The AAA auto club is predicting that 35.5 million U.S. residents will travel at least 50 miles away from home over the Labor Day holiday weekend, which is defined as the Thursday through Monday surrounding the holiday.
The U.S. Travel Association said on Wednesday that the numbers could be as high as 39 million if Congress had passed a long-term transportation funding measure this summer.
"With AAA projecting that 35.5 million Americans will take to the roads and skies over the holiday, that calculates to $13.5 billion travelers will pour into the U.S. economy—up two percent over 2014," the travel group said in a statement announcing the findings.
"However, U.S. Travel's survey found that hassles caused by failing surface and air travel infrastructure will keep 4.1 million potential travelers at home—costing the economy $1.4 billion in spending," the travel association continued. "And with Congress unable to pass long-term bills on the nation's highways and air travel system—both due this year—the problem will persist and grow worse for Labor Days to come."
AAA said earlier this week that its estimated travel figure is a 1 percent increase over 2014 travel in the Labor Day period.
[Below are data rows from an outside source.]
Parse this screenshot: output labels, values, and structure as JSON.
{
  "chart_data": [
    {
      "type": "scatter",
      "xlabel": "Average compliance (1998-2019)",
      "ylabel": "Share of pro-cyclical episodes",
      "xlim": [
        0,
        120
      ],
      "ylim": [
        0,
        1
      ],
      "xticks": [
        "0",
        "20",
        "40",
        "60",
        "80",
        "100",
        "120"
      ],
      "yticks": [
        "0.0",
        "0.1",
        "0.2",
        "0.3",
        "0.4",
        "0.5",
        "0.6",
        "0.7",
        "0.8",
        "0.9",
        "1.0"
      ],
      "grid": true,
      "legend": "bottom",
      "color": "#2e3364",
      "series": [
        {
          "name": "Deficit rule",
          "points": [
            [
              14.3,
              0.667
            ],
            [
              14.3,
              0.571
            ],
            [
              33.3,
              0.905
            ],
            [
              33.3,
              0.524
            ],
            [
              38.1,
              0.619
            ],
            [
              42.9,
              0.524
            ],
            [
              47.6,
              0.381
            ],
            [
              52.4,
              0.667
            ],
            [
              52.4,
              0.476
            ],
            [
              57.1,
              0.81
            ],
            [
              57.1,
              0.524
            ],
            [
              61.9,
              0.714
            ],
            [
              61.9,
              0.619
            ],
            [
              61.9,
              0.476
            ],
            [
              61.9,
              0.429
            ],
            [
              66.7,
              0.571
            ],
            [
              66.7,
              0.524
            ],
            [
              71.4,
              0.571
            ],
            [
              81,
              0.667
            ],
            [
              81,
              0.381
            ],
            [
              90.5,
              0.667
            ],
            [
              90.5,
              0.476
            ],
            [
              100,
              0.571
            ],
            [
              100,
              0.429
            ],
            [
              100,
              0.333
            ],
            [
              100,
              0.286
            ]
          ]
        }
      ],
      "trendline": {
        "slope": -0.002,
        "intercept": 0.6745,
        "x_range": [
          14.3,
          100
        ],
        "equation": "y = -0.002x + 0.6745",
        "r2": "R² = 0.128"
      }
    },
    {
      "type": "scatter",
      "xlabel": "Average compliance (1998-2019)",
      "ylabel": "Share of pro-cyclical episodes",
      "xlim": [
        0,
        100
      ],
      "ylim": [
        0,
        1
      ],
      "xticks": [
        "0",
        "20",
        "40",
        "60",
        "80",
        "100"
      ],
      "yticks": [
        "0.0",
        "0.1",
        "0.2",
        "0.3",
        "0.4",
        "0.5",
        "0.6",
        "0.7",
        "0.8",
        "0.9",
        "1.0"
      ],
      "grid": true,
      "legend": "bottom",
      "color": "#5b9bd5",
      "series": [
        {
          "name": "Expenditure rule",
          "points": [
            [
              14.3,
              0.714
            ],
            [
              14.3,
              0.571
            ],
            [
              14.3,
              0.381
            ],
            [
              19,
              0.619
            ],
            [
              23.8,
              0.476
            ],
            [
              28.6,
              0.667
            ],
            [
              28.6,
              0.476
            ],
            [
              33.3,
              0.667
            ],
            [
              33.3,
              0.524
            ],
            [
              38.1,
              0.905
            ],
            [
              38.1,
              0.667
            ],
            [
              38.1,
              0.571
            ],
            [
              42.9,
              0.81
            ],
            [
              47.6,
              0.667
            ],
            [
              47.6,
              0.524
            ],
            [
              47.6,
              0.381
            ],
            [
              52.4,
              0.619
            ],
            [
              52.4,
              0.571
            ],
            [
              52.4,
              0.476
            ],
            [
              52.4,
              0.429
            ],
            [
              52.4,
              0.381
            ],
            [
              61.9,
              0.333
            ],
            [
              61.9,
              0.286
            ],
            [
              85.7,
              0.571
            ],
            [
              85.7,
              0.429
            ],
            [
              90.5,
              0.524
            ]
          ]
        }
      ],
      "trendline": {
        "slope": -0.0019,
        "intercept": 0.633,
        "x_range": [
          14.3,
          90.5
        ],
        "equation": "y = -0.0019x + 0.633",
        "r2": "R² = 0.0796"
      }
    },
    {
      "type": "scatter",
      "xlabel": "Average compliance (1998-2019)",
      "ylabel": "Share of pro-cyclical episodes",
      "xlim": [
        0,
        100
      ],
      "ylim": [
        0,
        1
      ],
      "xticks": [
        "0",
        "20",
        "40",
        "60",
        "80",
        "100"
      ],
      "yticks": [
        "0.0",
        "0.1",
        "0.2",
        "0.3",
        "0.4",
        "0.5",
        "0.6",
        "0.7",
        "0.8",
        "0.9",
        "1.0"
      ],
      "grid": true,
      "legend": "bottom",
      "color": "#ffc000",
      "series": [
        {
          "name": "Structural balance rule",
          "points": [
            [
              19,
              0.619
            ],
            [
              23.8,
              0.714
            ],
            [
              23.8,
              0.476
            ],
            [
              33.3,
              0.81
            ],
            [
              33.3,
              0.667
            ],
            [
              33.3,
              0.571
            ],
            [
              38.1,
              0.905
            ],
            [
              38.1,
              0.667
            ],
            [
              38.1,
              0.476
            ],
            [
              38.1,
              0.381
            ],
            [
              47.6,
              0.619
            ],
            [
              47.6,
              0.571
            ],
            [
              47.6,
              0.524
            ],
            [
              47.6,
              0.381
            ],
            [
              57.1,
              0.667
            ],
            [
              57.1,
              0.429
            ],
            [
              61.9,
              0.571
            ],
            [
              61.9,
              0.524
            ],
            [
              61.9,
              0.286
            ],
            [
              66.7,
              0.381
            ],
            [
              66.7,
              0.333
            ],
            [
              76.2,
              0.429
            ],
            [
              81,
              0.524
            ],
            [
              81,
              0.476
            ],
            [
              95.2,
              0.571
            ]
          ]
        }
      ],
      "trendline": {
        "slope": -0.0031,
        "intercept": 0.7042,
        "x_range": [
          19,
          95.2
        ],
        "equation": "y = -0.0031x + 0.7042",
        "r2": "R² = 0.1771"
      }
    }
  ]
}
The highway advocacy agency said the anticipated travel for 2015 would be the highest number of Labor Day travelers since 2008 if the prediction is accurate.
The U.S. Travel Association said on Wednesday that its study found 8.7 percent of the predicated Labor Day travelers will take shorter trips and stay in the places they are visiting for fewer days because of problems with the nation's infrastructure.
"Factoring in those shortened trips, the total Labor Day economic cost of hassles due to infrastructure rises to $1.7 billion," the group said.
"The old adage holds true: Americans vote with their pocketbooks—and in this case, they're voting against how Washington has handled our transportation policy," U.S. Travel Association President Roger Dow said in a statement about the study.
"We've seen time and again that travel dollars are among the most economically stimulating, job-creating dollars there are," Dow continued. "The lack of a long-term strategy for our highways and air travel system has created the perception for many that they're better off staying home."
Congress is expected to work on a long-term highway bill when lawmakers return to Washington from the August recess next week.
The current infrastructure funding is set to expire on Oct. 29.